British fashion and beauty television presenter

Naomi Isted (born 23 February 1979) is a British fashion and beauty television presenter, columnist and blogger.

Born in Grimsby, she trained in fashion journalism at London Journalism Centre in 2014. Isted is a fashion columnist for the Herald Scotland, and beauty blogger for HELLO Magazine.

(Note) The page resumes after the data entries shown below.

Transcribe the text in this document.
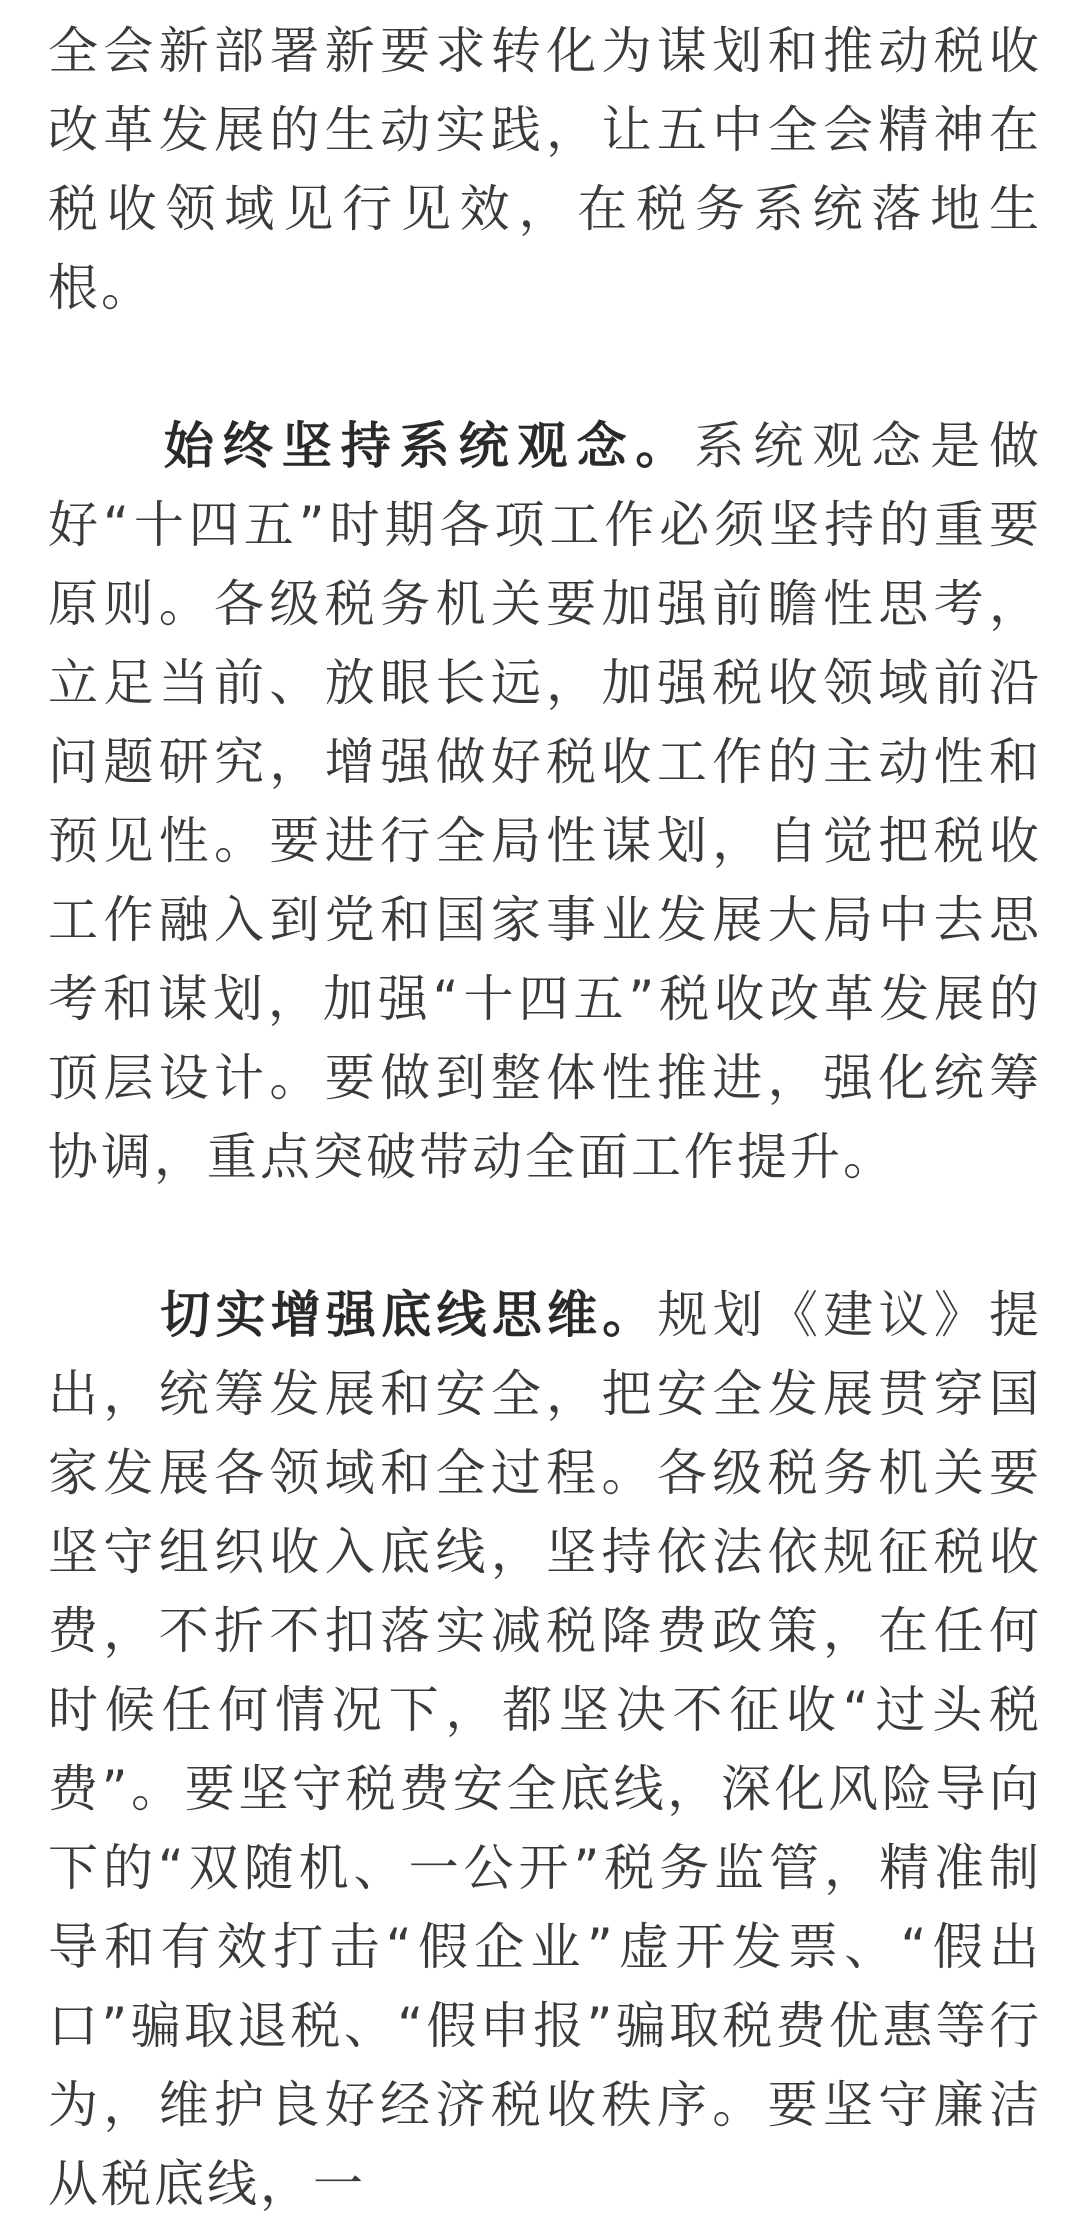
全会新部署新要求转化为谋划和推动税收改革发展的生动实践，让五中全会精神在税收领域见行见效，在税务系统落地生根。

始终坚持系统观念。系统观念是做好“十四五”时期各项工作必须坚持的重要原则。各级税务机关要加强前瞻性思考，立足当前、放眼长远，加强税收领域前沿问题研究，增强做好税收工作的主动性和预见性。要进行全局性谋划，自觉把税收工作融入到党和国家事业发展大局中去思考和谋划，加强“十四五”税收改革发展的顶层设计。要做到整体性推进，强化统筹协调，重点突破带动全面工作提升。

切实增强底线思维。规划《建议》提出，统筹发展和安全，把安全发展贯穿国家发展各领域和全过程。各级税务机关要坚守组织收入底线，坚持依法依规征税收费，不折不扣落实减税降费政策，在任何时候任何情况下，都坚决不征收“过头税费”。要坚守税费安全底线，深化风险导向下的“双随机、一公开”税务监管，精准制导和有效打击“假企业”虚开发票、“假出口”骗取退税、“假申报”骗取税费优惠等行为，维护良好经济税收秩序。要坚守廉洁从税底线，一
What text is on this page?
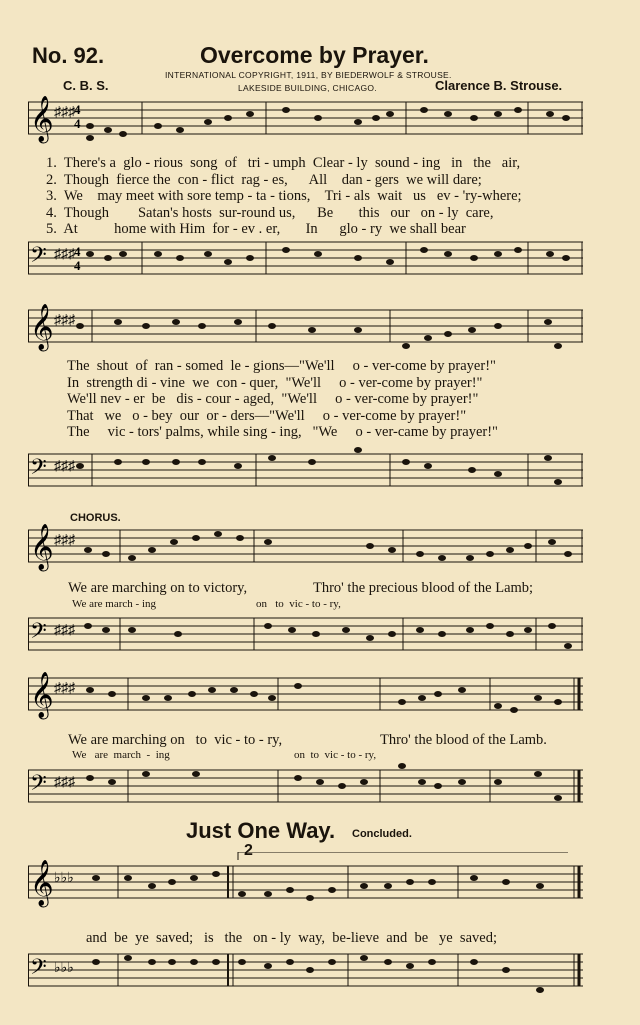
No. 92.	Overcome by Prayer.
INTERNATIONAL COPYRIGHT, 1911, BY BIEDERWOLF & STROUSE.
LAKESIDE BUILDING, CHICAGO.
C. B. S.	Clarence B. Strouse.
𝄞 ♯♯♯ 4
4
1.  There's a  glo - rious  song  of   tri - umph  Clear - ly  sound - ing   in   the   air,
2.  Though  fierce the  con - flict  rag - es,      All    dan - gers  we will dare;
3.  We    may meet with sore temp - ta - tions,    Tri - als  wait   us   ev - 'ry-where;
4.  Though        Satan's hosts  sur-round us,      Be       this   our   on - ly  care,
5.  At          home with Him  for - ev . er,       In      glo - ry  we shall bear
𝄢 ♯♯♯ 4
4
𝄞 ♯♯♯
The  shout  of  ran - somed  le - gions—"We'll     o - ver-come by prayer!"
In  strength di - vine  we  con - quer,  "We'll     o - ver-come by prayer!"
We'll nev - er  be   dis - cour - aged,  "We'll     o - ver-come by prayer!"
That   we   o - bey  our  or - ders—"We'll     o - ver-come by prayer!"
The     vic - tors' palms, while sing - ing,   "We     o - ver-came by prayer!"
𝄢 ♯♯♯
CHORUS.
𝄞 ♯♯♯
We are marching on to victory,	Thro' the precious blood of the Lamb;
We are march - ing	on   to  vic - to - ry,
𝄢 ♯♯♯
𝄞 ♯♯♯
We are marching on   to  vic - to - ry,	Thro' the blood of the Lamb.
We   are  march  -  ing	on  to  vic - to - ry,
𝄢 ♯♯♯
Just One Way. Concluded.
2
𝄞 ♭♭♭
and  be  ye  saved;   is   the   on - ly  way,  be-lieve  and  be   ye  saved;
𝄢 ♭♭♭
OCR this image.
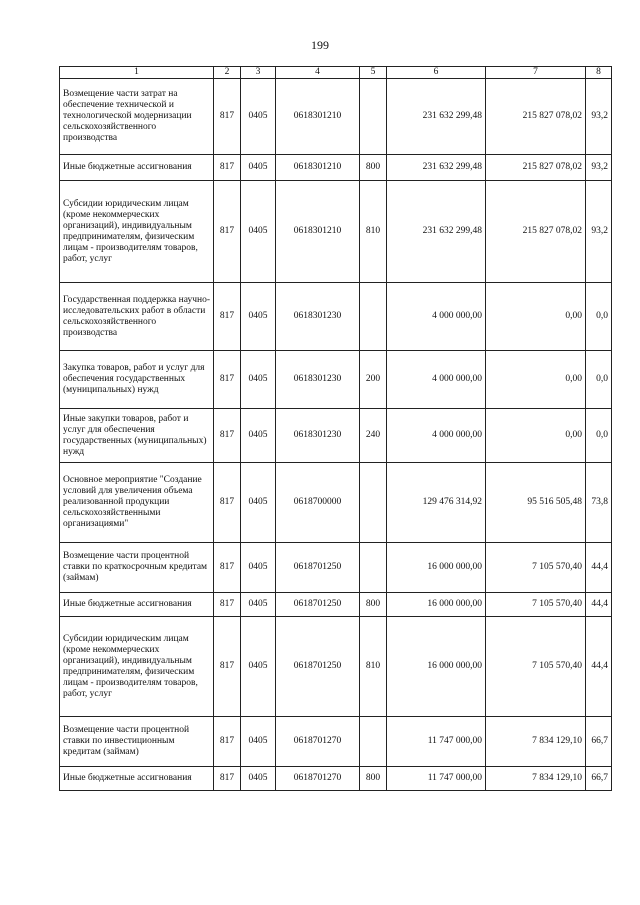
199
1	2	3	4	5	6	7	8
Возмещение части затрат на обеспечение технической и технологической модернизации сельскохозяйственного производства	817	0405	0618301210		231 632 299,48	215 827 078,02	93,2
Иные бюджетные ассигнования	817	0405	0618301210	800	231 632 299,48	215 827 078,02	93,2
Субсидии юридическим лицам (кроме некоммерческих организаций), индивидуальным предпринимателям, физическим лицам - производителям товаров, работ, услуг	817	0405	0618301210	810	231 632 299,48	215 827 078,02	93,2
Государственная поддержка научно-исследовательских работ в области сельскохозяйственного производства	817	0405	0618301230		4 000 000,00	0,00	0,0
Закупка товаров, работ и услуг для обеспечения государственных (муниципальных) нужд	817	0405	0618301230	200	4 000 000,00	0,00	0,0
Иные закупки товаров, работ и услуг для обеспечения государственных (муниципальных) нужд	817	0405	0618301230	240	4 000 000,00	0,00	0,0
Основное мероприятие "Создание условий для увеличения объема реализованной продукции сельскохозяйственными организациями"	817	0405	0618700000		129 476 314,92	95 516 505,48	73,8
Возмещение части процентной ставки по краткосрочным кредитам (займам)	817	0405	0618701250		16 000 000,00	7 105 570,40	44,4
Иные бюджетные ассигнования	817	0405	0618701250	800	16 000 000,00	7 105 570,40	44,4
Субсидии юридическим лицам (кроме некоммерческих организаций), индивидуальным предпринимателям, физическим лицам - производителям товаров, работ, услуг	817	0405	0618701250	810	16 000 000,00	7 105 570,40	44,4
Возмещение части процентной ставки по инвестиционным кредитам (займам)	817	0405	0618701270		11 747 000,00	7 834 129,10	66,7
Иные бюджетные ассигнования	817	0405	0618701270	800	11 747 000,00	7 834 129,10	66,7
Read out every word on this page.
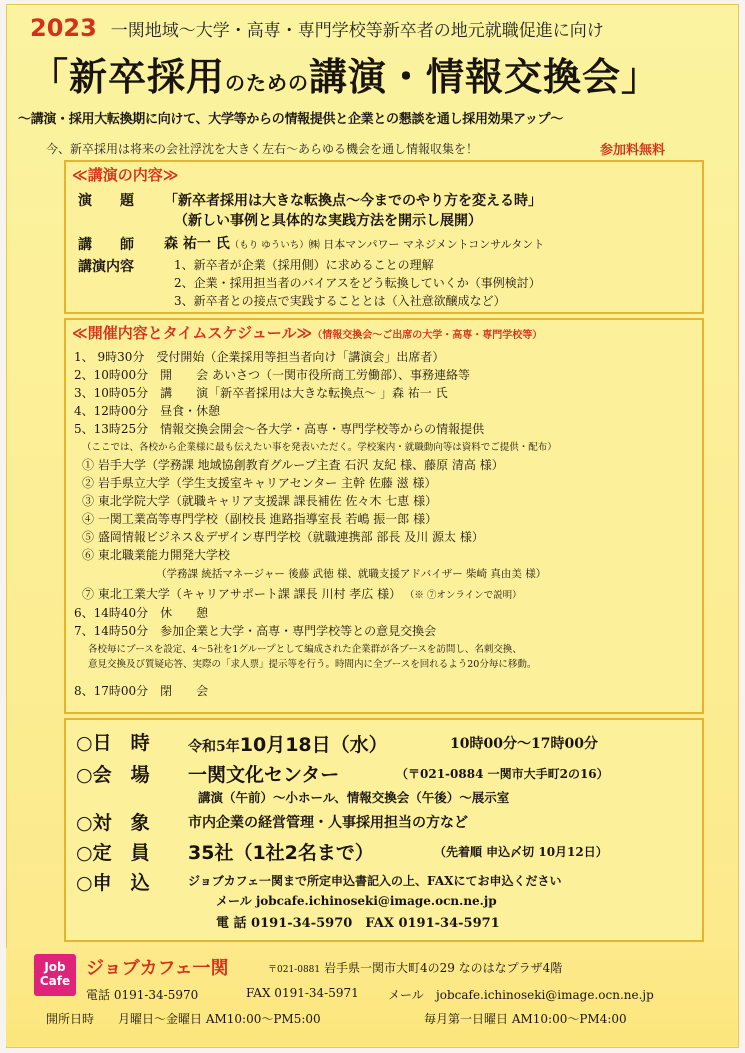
2023 一関地域〜大学・高専・専門学校等新卒者の地元就職促進に向け
「新卒採用のための講演・情報交換会」
〜講演・採用大転換期に向けて、大学等からの情報提供と企業との懇談を通し採用効果アップ〜
今、新卒採用は将来の会社浮沈を大きく左右〜あらゆる機会を通し情報収集を！	参加料無料
≪講演の内容≫
演　　題 「新卒者採用は大きな転換点〜今までのやり方を変える時」
（新しい事例と具体的な実践方法を開示し展開）
講　　師 森 祐一 氏（もり ゆういち）㈱ 日本マンパワー マネジメントコンサルタント
講演内容	1、新卒者が企業（採用側）に求めることの理解
2、企業・採用担当者のバイアスをどう転換していくか（事例検討）
3、新卒者との接点で実践することとは（入社意欲醸成など）
≪開催内容とタイムスケジュール≫（情報交換会〜ご出席の大学・高専・専門学校等）
1、 9時30分　受付開始（企業採用等担当者向け「講演会」出席者）
2、10時00分　開　　会 あいさつ（一関市役所商工労働部）、事務連絡等
3、10時05分　講　　演「新卒者採用は大きな転換点〜 」森 祐一 氏
4、12時00分　昼食・休憩
5、13時25分　情報交換会開会〜各大学・高専・専門学校等からの情報提供
（ここでは、各校から企業様に最も伝えたい事を発表いただく。学校案内・就職動向等は資料でご提供・配布）
① 岩手大学（学務課 地域協創教育グループ主査 石沢 友紀 様、藤原 清高 様）
② 岩手県立大学（学生支援室キャリアセンター 主幹 佐藤 滋 様）
③ 東北学院大学（就職キャリア支援課 課長補佐 佐々木 七恵 様）
④ 一関工業高等専門学校（副校長 進路指導室長 若嶋 振一郎 様）
⑤ 盛岡情報ビジネス＆デザイン専門学校（就職連携部 部長 及川 源太 様）
⑥ 東北職業能力開発大学校
（学務課 統括マネージャー 後藤 武徳 様、就職支援アドバイザー 柴崎 真由美 様）
⑦ 東北工業大学（キャリアサポート課 課長 川村 孝広 様） （※ ⑦オンラインで説明）
6、14時40分　休　　憩
7、14時50分　参加企業と大学・高専・専門学校等との意見交換会
各校毎にブースを設定、4〜5社を1グループとして編成された企業群が各ブースを訪問し、名刺交換、
意見交換及び質疑応答、実際の「求人票」提示等を行う。時間内に全ブースを回れるよう20分毎に移動。
8、17時00分　閉　　会
○日　時	令和5年10月18日（水）	10時00分〜17時00分
○会　場 一関文化センター	（〒021-0884 一関市大手町2の16）
講演（午前）〜小ホール、情報交換会（午後）〜展示室
○対　象	市内企業の経営管理・人事採用担当の方など
○定　員 35社（1社2名まで）	（先着順 申込〆切 10月12日）
○申　込	ジョブカフェ一関まで所定申込書記入の上、FAXにてお申込ください
メール jobcafe.ichinoseki@image.ocn.ne.jp
電 話 0191-34-5970　FAX 0191-34-5971
Job Cafe
ジョブカフェ一関	〒021-0881 岩手県一関市大町4の29 なのはなプラザ4階
電話 0191-34-5970	FAX 0191-34-5971 メール jobcafe.ichinoseki@image.ocn.ne.jp
開所日時 月曜日〜金曜日 AM10:00〜PM5:00	毎月第一日曜日 AM10:00〜PM4:00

She presented the TV series Harley Street Beauty on Wedding TV in the UK. and has recently been presenting Lifestyle segments on ITV's Good Morning Britain.

Isted collaborated with the Evening Standard for London Fashion Week 2016 and writes an online fashion column for the Evening Standard

In 2016 Isted styled the publicity campaign for the Westend Musical Dreamgirls at the Savoy Theatre, London.

Isted has filmed various red carpets and fashion segments over the years for E!

In 2017 Isted was a guest expert at Beaches Resorts Brunch in collaboration with Absolute Mama Magazine.

Isted was a brand ambassador in 2014 for Pears Soap UK In July 2014 Isted presented the Orideja 2014 Fashion shapewear campaign.

Isted was appointed as a brand ambassador in 2025 for leading Door Retailer Doors 2 Floors www.doors2floors.co.uk

== Personal life ==
She married Haydn Isted in 2009, and the couple have two children, Rocco Isted and Fleur Isted. She also has two stepchildren from her husband's previous marriage to Louise Adams (Sister of Victoria Beckham).